Sens. Roy Blunt and Josh Hawley: Help pass the For the People Act

Evelyn Maddox, state president of the League of Women Voters of Missouri
Evelyn Maddox, state president of the League of Women Voters of Missouri

In March, the U.S. House of Representatives passed the For the People Act of 2019. This legislation would reform three areas that are vitally important to sustaining our democracy: voting, campaign finance and ethics. But the Senate hasn’t yet held a hearing on it — so it will take grassroots advocacy by voters to get these election reforms heard there. And Missourians need action from our senators.

The right to vote is a critical principle of our democracy, and accessibility to voting is just as critical. The For the People Act would restore important provisions of the Voting Rights Act, which had ensured minority voting rights until the 2013 Shelby v. Holder Supreme Court decision. The act would also:

▪  Make voter registration and voting easier with automatic registration and early voting systems.

▪  Fund modernization of states’ election methods and election security.

▪  Prevent partisan gerrymandering when states draw legislative districts.

▪  Regulate campaign finance, including banning foreign donations and demanding transparency in all types of campaign spending.

▪  Define ethical standards for government service and lobbying.
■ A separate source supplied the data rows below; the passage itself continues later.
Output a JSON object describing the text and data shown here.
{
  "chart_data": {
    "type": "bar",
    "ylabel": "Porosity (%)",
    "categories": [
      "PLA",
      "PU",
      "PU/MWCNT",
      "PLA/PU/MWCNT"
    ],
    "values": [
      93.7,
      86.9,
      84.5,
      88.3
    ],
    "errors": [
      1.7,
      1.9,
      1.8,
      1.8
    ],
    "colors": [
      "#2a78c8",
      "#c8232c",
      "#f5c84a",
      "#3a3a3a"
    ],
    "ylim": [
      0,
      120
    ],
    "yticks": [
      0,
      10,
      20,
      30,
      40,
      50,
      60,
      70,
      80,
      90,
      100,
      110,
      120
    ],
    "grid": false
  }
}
According to a Northern Illinois University study released last year, Missouri ranks 29th in the nation when it comes to how easy it is for voters to cast a ballot. Single-day elections and stringent absentee balloting requirements are major factors.
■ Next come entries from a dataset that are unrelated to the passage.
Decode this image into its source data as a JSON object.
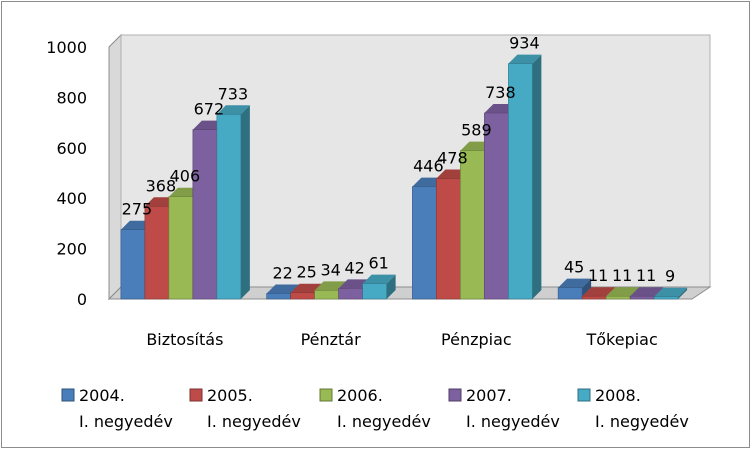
{
  "chart_data": {
    "type": "bar",
    "categories": [
      "Biztosítás",
      "Pénztár",
      "Pénzpiac",
      "Tőkepiac"
    ],
    "series": [
      {
        "name": "2004. I. negyedév",
        "line1": "2004.",
        "line2": "I. negyedév",
        "color": "#4a7ebb",
        "values": [
          275,
          22,
          446,
          45
        ]
      },
      {
        "name": "2005. I. negyedév",
        "line1": "2005.",
        "line2": "I. negyedév",
        "color": "#be4b48",
        "values": [
          368,
          25,
          478,
          11
        ]
      },
      {
        "name": "2006. I. negyedév",
        "line1": "2006.",
        "line2": "I. negyedév",
        "color": "#98b954",
        "values": [
          406,
          34,
          589,
          11
        ]
      },
      {
        "name": "2007. I. negyedév",
        "line1": "2007.",
        "line2": "I. negyedév",
        "color": "#7d60a0",
        "values": [
          672,
          42,
          738,
          11
        ]
      },
      {
        "name": "2008. I. negyedév",
        "line1": "2008.",
        "line2": "I. negyedév",
        "color": "#46aac5",
        "values": [
          733,
          61,
          934,
          9
        ]
      }
    ],
    "yticks": [
      "0",
      "200",
      "400",
      "600",
      "800",
      "1000"
    ],
    "ylim": [
      0,
      1000
    ],
    "grid": false,
    "legend": "bottom",
    "style": "3d-clustered-column"
  }
}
Missouri state Rep. Peter Merideth introduced House Bill 992 to allow no-excuse absentee ballots and early voting, but the General Assembly declined to hold a hearing on it. The For the People Act would require Missouri and all other states to institute a 15-day early voting period, automatic voter registration and same-day voter registration for federal elections.

Early voting would help voters whose work schedules, caregiving concerns or transportation difficulties make it hard to vote between 6 a.m. and 7 p.m. at polling places near their homes. Currently, staffing numerous voting sites, along with a crush of same-day election processing, is difficult for local election authorities. It also makes our state more vulnerable to cyber-attacks.
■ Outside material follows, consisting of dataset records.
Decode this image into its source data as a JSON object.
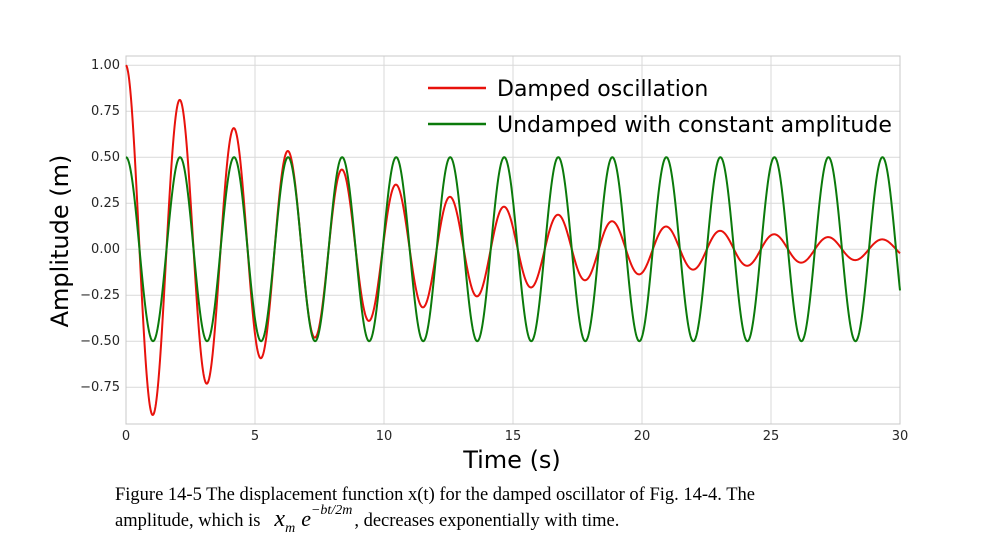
{
  "chart_data": {
    "type": "line",
    "xlabel": "Time (s)",
    "ylabel": "Amplitude (m)",
    "xlim": [
      0,
      30
    ],
    "ylim": [
      -0.95,
      1.05
    ],
    "x_ticks": [
      0,
      5,
      10,
      15,
      20,
      25,
      30
    ],
    "x_tick_labels": [
      "0",
      "5",
      "10",
      "15",
      "20",
      "25",
      "30"
    ],
    "y_ticks": [
      1.0,
      0.75,
      0.5,
      0.25,
      0.0,
      -0.25,
      -0.5,
      -0.75
    ],
    "y_tick_labels": [
      "1.00",
      "0.75",
      "0.50",
      "0.25",
      "0.00",
      "−0.25",
      "−0.50",
      "−0.75"
    ],
    "grid": true,
    "legend_position": "top-right",
    "series": [
      {
        "name": "Damped oscillation",
        "color": "#e8120c",
        "function": "damped",
        "amplitude": 1.0,
        "decay_rate": 0.1,
        "angular_frequency": 3.0,
        "peaks": [
          {
            "t": 0.0,
            "x": 1.0
          },
          {
            "t": 1.03,
            "x": -0.9
          },
          {
            "t": 2.08,
            "x": 0.81
          },
          {
            "t": 3.14,
            "x": -0.73
          },
          {
            "t": 4.19,
            "x": 0.66
          },
          {
            "t": 5.24,
            "x": -0.59
          },
          {
            "t": 6.29,
            "x": 0.53
          },
          {
            "t": 8.38,
            "x": 0.43
          },
          {
            "t": 10.47,
            "x": 0.35
          },
          {
            "t": 12.57,
            "x": 0.28
          },
          {
            "t": 14.66,
            "x": 0.23
          },
          {
            "t": 16.75,
            "x": 0.19
          },
          {
            "t": 18.85,
            "x": 0.15
          },
          {
            "t": 20.94,
            "x": 0.12
          },
          {
            "t": 23.04,
            "x": 0.1
          },
          {
            "t": 25.13,
            "x": 0.08
          },
          {
            "t": 27.23,
            "x": 0.07
          },
          {
            "t": 29.32,
            "x": 0.05
          }
        ]
      },
      {
        "name": "Undamped with constant amplitude",
        "color": "#0b7a0b",
        "function": "undamped",
        "amplitude": 0.5,
        "angular_frequency": 3.0
      }
    ]
  },
  "caption": {
    "line1": "Figure 14-5 The displacement function x(t) for the damped oscillator of Fig. 14-4. The",
    "line2_start": "amplitude, which is",
    "formula_base": "x",
    "formula_sub": "m",
    "formula_exp_base": "e",
    "formula_exp": "−bt/2m",
    "line2_end": ", decreases exponentially with time."
  }
}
Some states have discouraged minority voters by moving and closing poll sites. Others have purged legally-registered voters by the thousands. Partisan gerrymandering is routinely used to predetermine election outcomes in congressional districts. Unsubstantiated claims of voter fraud have been unjustly alleged to support what the League of Women Voters considers voter suppression in many parts of the country.

Our state has had its share of voting issues. Last fall, a judge ruled that Missouri must take immediate steps to prevent residents from being denied their right to vote as a result of the state’s failure to comply fully with the National Voter Registration Act. Cole County Judge Richard Callahan also ruled that state officials could no longer spread materials that say a state-issued photo ID card is required to vote. His ruling additionally said that state authorities can no longer require people with other acceptable forms of identification to sign a sworn statement before voting.

Our nation is plagued with big money controlling campaigns and election outcomes. Unethical public servants and conflicts of interest threaten the good of the public. The For the People Act addresses all these conditions that endanger our democracy.

The League of Women Voters has actively defended democracy by educating and empowering voters on a nonpartisan basis for 100 years. We call upon all Missouri voters to ask Sens. Roy Blunt and Josh Hawley to request a Senate hearing on the For the People Act. At the very least, the Senate should hold a hearing to consider these election reforms. Every U.S. citizen deserves access to voting in fair and secure elections.

Evelyn Maddox is state president of the League of Women Voters of Missouri.